On Feb. 27, the Mount’s Outdoor Adventures program put on a community bonfire which was their largest event so far this semester. In accordance with Maryland state guidelines for outdoor gatherings, Outdoor Adventures was able to host 20 guests alongside five CRUX leaders. On a brisk weekend evening, the group gathered outside McGowan to prepare for their night walk up to the bonfire site located near the ARCC. Several students in attendance noted that this was the largest group they had been in since last March.

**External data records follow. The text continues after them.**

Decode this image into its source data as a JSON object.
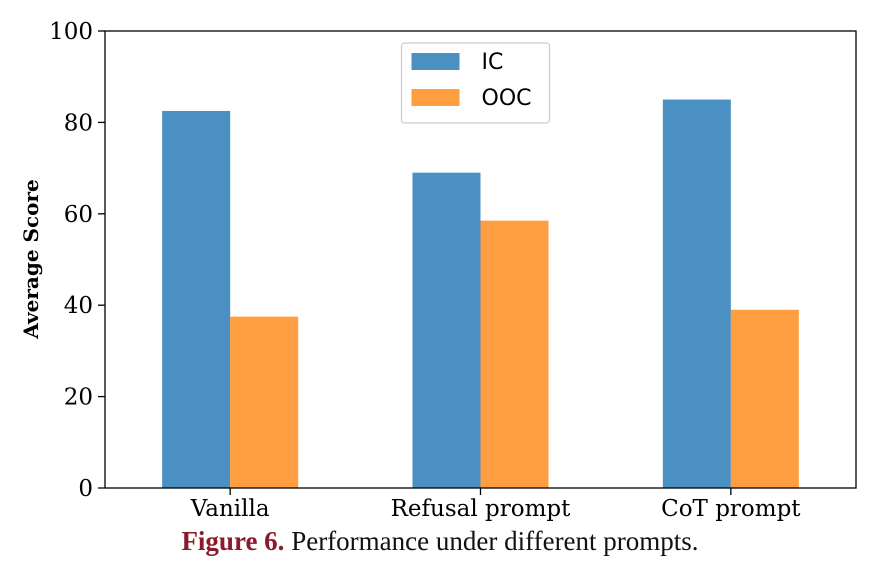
{
  "chart_data": {
    "type": "bar",
    "categories": [
      "Vanilla",
      "Refusal prompt",
      "CoT prompt"
    ],
    "series": [
      {
        "name": "IC",
        "values": [
          82.5,
          69,
          85
        ],
        "color": "#4a90c2"
      },
      {
        "name": "OOC",
        "values": [
          37.5,
          58.5,
          39
        ],
        "color": "#ff9e40"
      }
    ],
    "xlabel": "",
    "ylabel": "Average Score",
    "ylim": [
      0,
      100
    ],
    "yticks": [
      0,
      20,
      40,
      60,
      80,
      100
    ],
    "grid": false,
    "legend_position": "top-center"
  },
  "caption": {
    "label": "Figure 6.",
    "text": "Performance under different prompts."
  }
}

Following some brief community-building activities, the group began its walk across the street to the ARCC where each attendee was provided with a head light. The sight of 25 highlights and a nearly full moon to light the sky really helped to set an exciting and cheerful atmosphere for the night’s event. After turning a corner students were greeted with a view of the bonfire, prepared by hard working CRUX leaders in advance, waiting for them in the distance.

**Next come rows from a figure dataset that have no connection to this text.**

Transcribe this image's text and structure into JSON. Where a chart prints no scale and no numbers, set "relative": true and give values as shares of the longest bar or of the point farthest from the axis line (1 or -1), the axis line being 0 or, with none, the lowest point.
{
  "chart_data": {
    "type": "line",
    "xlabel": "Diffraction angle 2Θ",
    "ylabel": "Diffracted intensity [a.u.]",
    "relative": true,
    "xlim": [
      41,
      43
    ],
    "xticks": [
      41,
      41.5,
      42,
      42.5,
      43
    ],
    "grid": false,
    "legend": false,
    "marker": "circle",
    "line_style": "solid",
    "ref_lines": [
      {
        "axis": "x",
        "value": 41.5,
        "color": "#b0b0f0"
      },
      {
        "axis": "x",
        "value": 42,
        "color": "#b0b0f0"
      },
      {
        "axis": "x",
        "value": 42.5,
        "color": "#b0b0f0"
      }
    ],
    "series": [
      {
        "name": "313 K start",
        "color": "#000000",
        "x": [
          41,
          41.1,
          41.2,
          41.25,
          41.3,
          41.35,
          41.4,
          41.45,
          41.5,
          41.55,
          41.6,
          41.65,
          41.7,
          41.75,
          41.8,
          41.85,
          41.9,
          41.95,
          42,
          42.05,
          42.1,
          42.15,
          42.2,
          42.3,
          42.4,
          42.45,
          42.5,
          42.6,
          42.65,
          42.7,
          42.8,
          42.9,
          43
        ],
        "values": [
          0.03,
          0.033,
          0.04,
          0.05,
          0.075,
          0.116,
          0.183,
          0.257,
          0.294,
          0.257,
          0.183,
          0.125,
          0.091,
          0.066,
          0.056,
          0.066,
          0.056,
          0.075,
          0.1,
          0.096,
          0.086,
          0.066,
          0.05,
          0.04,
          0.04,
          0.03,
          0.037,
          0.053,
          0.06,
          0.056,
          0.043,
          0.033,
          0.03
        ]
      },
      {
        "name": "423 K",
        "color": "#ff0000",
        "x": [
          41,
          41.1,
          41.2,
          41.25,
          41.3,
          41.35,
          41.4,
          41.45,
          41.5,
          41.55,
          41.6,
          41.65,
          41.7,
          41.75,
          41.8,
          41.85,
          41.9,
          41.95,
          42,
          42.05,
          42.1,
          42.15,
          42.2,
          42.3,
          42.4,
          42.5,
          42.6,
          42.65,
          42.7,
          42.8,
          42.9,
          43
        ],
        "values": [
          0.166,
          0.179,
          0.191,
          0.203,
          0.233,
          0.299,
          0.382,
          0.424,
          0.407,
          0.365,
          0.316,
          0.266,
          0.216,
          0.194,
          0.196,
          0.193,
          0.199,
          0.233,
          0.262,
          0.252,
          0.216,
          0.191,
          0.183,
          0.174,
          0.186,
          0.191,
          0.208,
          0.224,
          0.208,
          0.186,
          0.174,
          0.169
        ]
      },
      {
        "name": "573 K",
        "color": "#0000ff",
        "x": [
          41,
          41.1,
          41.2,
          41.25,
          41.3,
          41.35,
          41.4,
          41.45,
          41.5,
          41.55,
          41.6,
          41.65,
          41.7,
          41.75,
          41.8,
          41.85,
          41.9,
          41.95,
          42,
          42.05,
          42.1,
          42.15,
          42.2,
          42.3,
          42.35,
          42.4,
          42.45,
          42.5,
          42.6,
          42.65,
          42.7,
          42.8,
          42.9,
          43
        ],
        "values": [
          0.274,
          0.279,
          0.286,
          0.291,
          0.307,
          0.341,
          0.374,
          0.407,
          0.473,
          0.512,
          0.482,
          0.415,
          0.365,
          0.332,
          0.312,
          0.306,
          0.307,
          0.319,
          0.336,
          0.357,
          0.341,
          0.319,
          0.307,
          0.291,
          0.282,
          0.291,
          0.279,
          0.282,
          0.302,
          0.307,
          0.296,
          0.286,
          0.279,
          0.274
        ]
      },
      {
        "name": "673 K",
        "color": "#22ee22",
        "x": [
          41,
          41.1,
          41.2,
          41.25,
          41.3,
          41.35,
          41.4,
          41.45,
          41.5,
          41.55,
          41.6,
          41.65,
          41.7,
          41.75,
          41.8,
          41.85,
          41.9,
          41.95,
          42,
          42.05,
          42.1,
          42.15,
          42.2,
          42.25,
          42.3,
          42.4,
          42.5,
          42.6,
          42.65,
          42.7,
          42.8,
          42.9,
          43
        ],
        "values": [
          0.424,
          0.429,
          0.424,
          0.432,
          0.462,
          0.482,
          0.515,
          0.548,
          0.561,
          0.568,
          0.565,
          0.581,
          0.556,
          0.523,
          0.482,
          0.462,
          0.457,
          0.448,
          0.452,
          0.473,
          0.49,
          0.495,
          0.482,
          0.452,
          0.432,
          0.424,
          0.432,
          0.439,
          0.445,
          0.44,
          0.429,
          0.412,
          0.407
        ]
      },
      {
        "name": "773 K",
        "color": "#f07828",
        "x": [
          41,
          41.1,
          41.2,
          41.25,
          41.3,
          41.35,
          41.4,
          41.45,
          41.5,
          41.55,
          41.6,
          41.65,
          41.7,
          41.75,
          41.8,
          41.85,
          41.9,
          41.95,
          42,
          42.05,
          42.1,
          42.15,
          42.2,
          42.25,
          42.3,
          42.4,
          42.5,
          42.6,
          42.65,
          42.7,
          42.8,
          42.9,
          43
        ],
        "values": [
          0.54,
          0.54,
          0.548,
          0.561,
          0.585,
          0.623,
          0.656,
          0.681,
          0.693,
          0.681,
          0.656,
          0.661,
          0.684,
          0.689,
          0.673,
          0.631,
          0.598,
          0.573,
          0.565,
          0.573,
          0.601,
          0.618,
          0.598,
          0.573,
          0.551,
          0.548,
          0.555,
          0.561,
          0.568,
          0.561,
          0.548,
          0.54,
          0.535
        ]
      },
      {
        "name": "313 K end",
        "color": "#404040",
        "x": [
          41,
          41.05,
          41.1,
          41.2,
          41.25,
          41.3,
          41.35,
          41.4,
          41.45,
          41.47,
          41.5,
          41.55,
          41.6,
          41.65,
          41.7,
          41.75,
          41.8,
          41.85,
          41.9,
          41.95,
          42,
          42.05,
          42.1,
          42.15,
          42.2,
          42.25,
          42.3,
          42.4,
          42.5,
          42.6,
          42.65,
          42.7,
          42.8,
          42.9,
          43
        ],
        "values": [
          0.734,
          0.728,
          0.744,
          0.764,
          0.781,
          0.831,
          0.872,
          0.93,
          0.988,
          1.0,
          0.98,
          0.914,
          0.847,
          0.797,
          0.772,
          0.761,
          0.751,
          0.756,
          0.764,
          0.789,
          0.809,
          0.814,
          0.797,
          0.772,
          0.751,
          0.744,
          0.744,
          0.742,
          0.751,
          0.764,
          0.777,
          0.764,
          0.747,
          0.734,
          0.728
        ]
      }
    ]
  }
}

After arriving at the bonfire, bags that were pre-packaged in order to reduce the spread of COVID-19 were handed out filled with ingredients to make s’mores. Hot chocolate was provided and CRUX leaders went into the woods to gather sticks for roasting marshmallows. Social events like the bonfire have become increasingly more infrequent as a result of the pandemic, making them more needed than ever. CRUX leader Mike Hartloff (C’21) said he hoped the bonfire would serve as an opportunity for students to have some interaction outside of a class environment.
The Outdoor Adventures program has worked hard in order to keep putting on the activities they can in spite of COVID-19. Hartloff noted that while Outdoor Adventures has always had to deal with risk management, they are now dealing with a new form of risk. Rather than dealing with insuring physical safety while rock climbing, Hartloff now has to ensure that the risk of spreading COVID-19 is minimized. Having to maintain social distancing and mask mandates have forced the program to look for new activities within those parameters. According to CRUX leader Marcos Gonzalez (C’22), activities like rock climbing are no longer viable because they call for leaders to work closely when teaching certain techniques.
However, in spite of these challenges, the program has still managed to make the best of its circumstances. Future events such as paddle boarding are in the works at the pond across the street from campus. Gonzalez feels the program has done a good job adjusting to the “new normal” and Saturday night’s bonfire is clear evidence of their success.